Tuesday, October 20, 2009

stripes

Things are very fuzzy right now. And I'm not even drunk or on drugs. Really.
I feel extremely weird.

Still sick. COUGH THIS COUGH THAT.

Movies I want to see:Paranormal Activity
Where the Wild Things Are
The Box
Sherlock Holmes

Drag me to hell is on DVD. Must rent ASAP.


Things I want to do for Halloween:USS Nightmare
Fear Fest.. or whatever it is called at K Island
Pumpkin carving (which I think we are doing when my grandparents get here)
Make a halloween costume... still don't know what to be


Things I want:retractable sharpie markers
my quilt drycleaned
to be tan, it never happened this summer
my hair trimmed and touched up
new glasses
flannel
this fuzzy hoody from Old Navy which is weird bc I never like their stuff anymore but I keep thinking about this hoodie i saw there and feeling warm inside it
to start dance lessons
to snuggle, particularly in my new hoodie
rainboots
tattoos. immediately.


I went to a volunteer seminar today at St. E. It was pleasant. I really enjoy the lady in charge. She reminded me of Sue Sylvester, if Sue had a good twin. But my eyes kept doing that thing where everything gets splotchy and you can't see very well. It was so weird to be in the hospital but not be there for myself. So odd. They say your vision gets fucked up when your anxiety is high. Well seeing lately has been a true display of my anxiety. http://www.anxietyguru.net/can-anxiety-cause-vision-problems/


I really really love my friends. I have not been seeing much of them lately because I don't have a cell phone and I can't contact people very often and I have been sick so much off and on this semester. BUT the times I have hung out with them I have realized I have found some really amazing people that love me for who I am... and for what I have become. I feel desperate sometimes for old friends that don't seem to be able to give me what I want... they are not present and I just have to keep realizing to let it go. My friend Tracy has a little blurb on her FB that says.. don't worry about the people in your past, there's a reason why they didn't make it to your future. I totally agree with that now.

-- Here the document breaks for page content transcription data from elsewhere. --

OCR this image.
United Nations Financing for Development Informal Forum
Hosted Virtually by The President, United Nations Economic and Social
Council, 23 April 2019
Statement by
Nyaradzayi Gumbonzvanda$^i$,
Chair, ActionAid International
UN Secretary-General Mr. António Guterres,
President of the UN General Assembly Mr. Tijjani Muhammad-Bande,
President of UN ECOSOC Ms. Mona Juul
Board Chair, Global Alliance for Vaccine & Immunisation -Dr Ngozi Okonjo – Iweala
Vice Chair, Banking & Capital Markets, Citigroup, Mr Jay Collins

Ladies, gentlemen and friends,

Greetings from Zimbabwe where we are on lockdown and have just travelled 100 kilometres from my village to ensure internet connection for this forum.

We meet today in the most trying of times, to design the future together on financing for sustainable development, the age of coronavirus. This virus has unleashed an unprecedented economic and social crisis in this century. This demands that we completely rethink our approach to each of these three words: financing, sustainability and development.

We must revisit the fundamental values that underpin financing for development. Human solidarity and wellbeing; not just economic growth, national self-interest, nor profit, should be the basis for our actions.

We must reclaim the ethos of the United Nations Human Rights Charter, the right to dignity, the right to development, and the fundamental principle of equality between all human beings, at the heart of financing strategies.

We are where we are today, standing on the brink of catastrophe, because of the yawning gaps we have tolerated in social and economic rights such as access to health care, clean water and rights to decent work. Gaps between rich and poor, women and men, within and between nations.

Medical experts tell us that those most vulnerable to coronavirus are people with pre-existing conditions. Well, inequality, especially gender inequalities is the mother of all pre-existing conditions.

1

I had a great time dancing my ass off with my friend Jasmine.. and I finally felt like myself for a couple of hours. My soul finally swooped down back into my body like when a vampire or superhero lands steadily, heavily, and strongly after a furious flight.

I worked on a random ass new project last night. I am extremely excited with the results.








You can check out more in my etsy shop! I painted wooden cutouts and sanded them and then used these really cute rub on transfers. I want to design some of my own rubons but I need a lot of help with the computer and trying to make ink drawings digital.

Well tonight I might try to go to Grammers. They are showing three scary movies! I want some free popcorn too. No beers though. I think alcohol would only make life more fuzzy. Cranberry juice with 329,015,826 lemons in it sounds fantastic though. Except I don't have any money AT ALL :( BOO.